大坂西町奉行佐々木信濃守が市中の見回りをしていると、安綿橋橋詰の住友の浜で子供達が遊んでいる様子が目にとまった。
二人の子供が荒縄で縛られており、そこに「佐々木信濃守」と名乗る奉行役の一人の男子が登場し、奉行ごっこがはじまったのだ。
奉行役の子供が、喧嘩の原因を探り、子供ながらに見事に事を収めたことに感心した本物の佐々木信濃守は、下役に親子共々奉行所に出頭するように命じた。
親子が戦々恐々と奉行所に参じると、待ち構えていた信濃守が桶屋のせがれ四郎吉に難問を出し始めた。
ところが四郎吉はそんなのは何でもないとばかりに、次々にとんちで返してしまう……

解説

東京で言う「佐々木政談」だが、元来は三代目笑福亭松鶴の作といわれる上方落語である。
噺の中に登場する「佐々木信濃守」は実在した人物で、江戸時代後期に旗本家来から旗本にまで登り詰め、勘定奉行や町奉行などを歴任した出世人。

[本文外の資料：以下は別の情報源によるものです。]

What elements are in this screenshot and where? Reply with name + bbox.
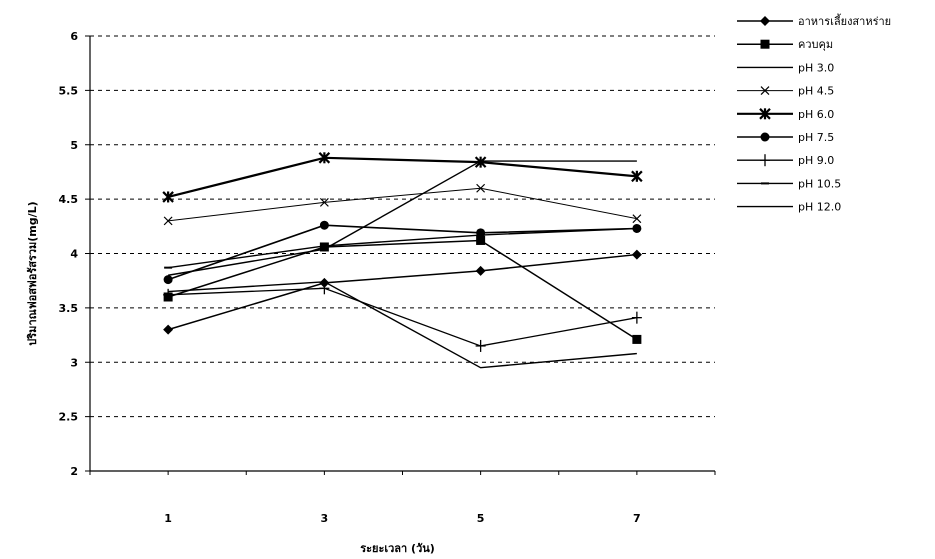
series-line-5 [167,224,637,281]
data-point [319,282,330,295]
data-point [476,235,486,245]
data-point [163,324,174,335]
series-line-2 [168,160,637,276]
x-axis-title: ระยะเวลา (วัน) [360,542,435,555]
legend-label: pH 10.5 [798,177,841,190]
data-point [475,265,486,276]
marker-square [760,39,770,49]
legend-label: pH 6.0 [798,108,834,121]
legend-marker-5 [760,132,770,142]
x-tick-label: 3 [321,512,329,525]
series-line-6 [168,287,637,347]
data-point [163,288,174,301]
marker-circle [163,275,173,285]
legend-marker-0 [760,16,770,26]
data-point [162,191,174,203]
y-tick-label: 2.5 [59,411,79,424]
legend-label: pH 12.0 [798,201,841,214]
legend-label: pH 4.5 [798,85,834,98]
legend-marker-4 [759,108,771,120]
marker-x [476,183,486,193]
legend-label: ควบคุม [798,38,833,51]
marker-x [163,216,173,226]
legend-marker-3 [760,86,770,96]
y-tick-label: 5 [70,139,78,152]
data-point [163,216,173,226]
marker-circle [760,132,770,142]
marker-diamond [631,249,642,260]
data-point [163,275,173,285]
marker-square [476,235,486,245]
marker-x [632,214,642,224]
legend-label: อาหารเลี้ยงสาหร่าย [798,13,891,28]
data-point [475,339,486,352]
marker-square [319,242,329,252]
series-line-7 [168,227,637,269]
data-point [474,156,487,168]
marker-diamond [163,324,174,335]
legend-label: pH 9.0 [798,154,834,167]
x-tick-label: 5 [477,512,485,525]
series-line-8 [168,281,637,369]
data-point [631,311,642,324]
data-point [631,249,642,260]
data-point [318,152,331,164]
series-line-4 [167,156,637,199]
marker-diamond [760,16,770,26]
data-point [476,183,486,193]
legend-label: pH 3.0 [798,61,834,74]
y-tick-label: 3.5 [59,302,79,315]
legend-marker-6 [760,154,770,167]
data-point [632,214,642,224]
data-point [631,170,643,183]
legend-marker-1 [760,39,770,49]
data-point [632,334,642,344]
y-axis-title: ปริมาณฟอสฟอรัสรวม(mg/L) [26,201,39,345]
data-point [319,242,329,252]
x-tick-label: 7 [633,512,641,525]
marker-x [319,197,329,207]
y-tick-label: 4.5 [59,193,79,206]
series-line-0 [167,253,637,331]
y-tick-label: 5.5 [59,84,79,97]
x-tick-label: 1 [164,512,172,525]
y-tick-label: 3 [70,356,78,369]
series-line-1 [167,239,638,341]
marker-circle [319,220,329,230]
marker-x [760,86,770,96]
series-line-3 [168,187,637,222]
y-tick-label: 6 [70,30,78,43]
data-point [319,220,329,230]
data-point [319,197,329,207]
legend-label: pH 7.5 [798,131,834,144]
marker-square [632,334,642,344]
y-tick-label: 4 [70,248,78,261]
y-tick-label: 2 [70,465,78,478]
marker-diamond [475,265,486,276]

大阪では東町奉行を務めたが、噺の中では西町奉行として据えられている。
落語の中に出てくる子供というとこましゃくれた者が多く、この噺でも奉行所から呼び出しがあっても、信濃守を前にしても、その態度を全く変えないでいる様子が面白い。
信濃守は苦労人であっただけに、町々の事情に目を配ることを忘れず、有能な人材がいれば民間からでも登用をしようという考えを持っていたのではとも想像できよう。
信濃守と四郎吉とのやり取りは「一休さん」をはじめとした頓知物でも知られるが、そうした言葉遊びがまた落語の原型になっているということも、こうした落語からうかがい知ることができる。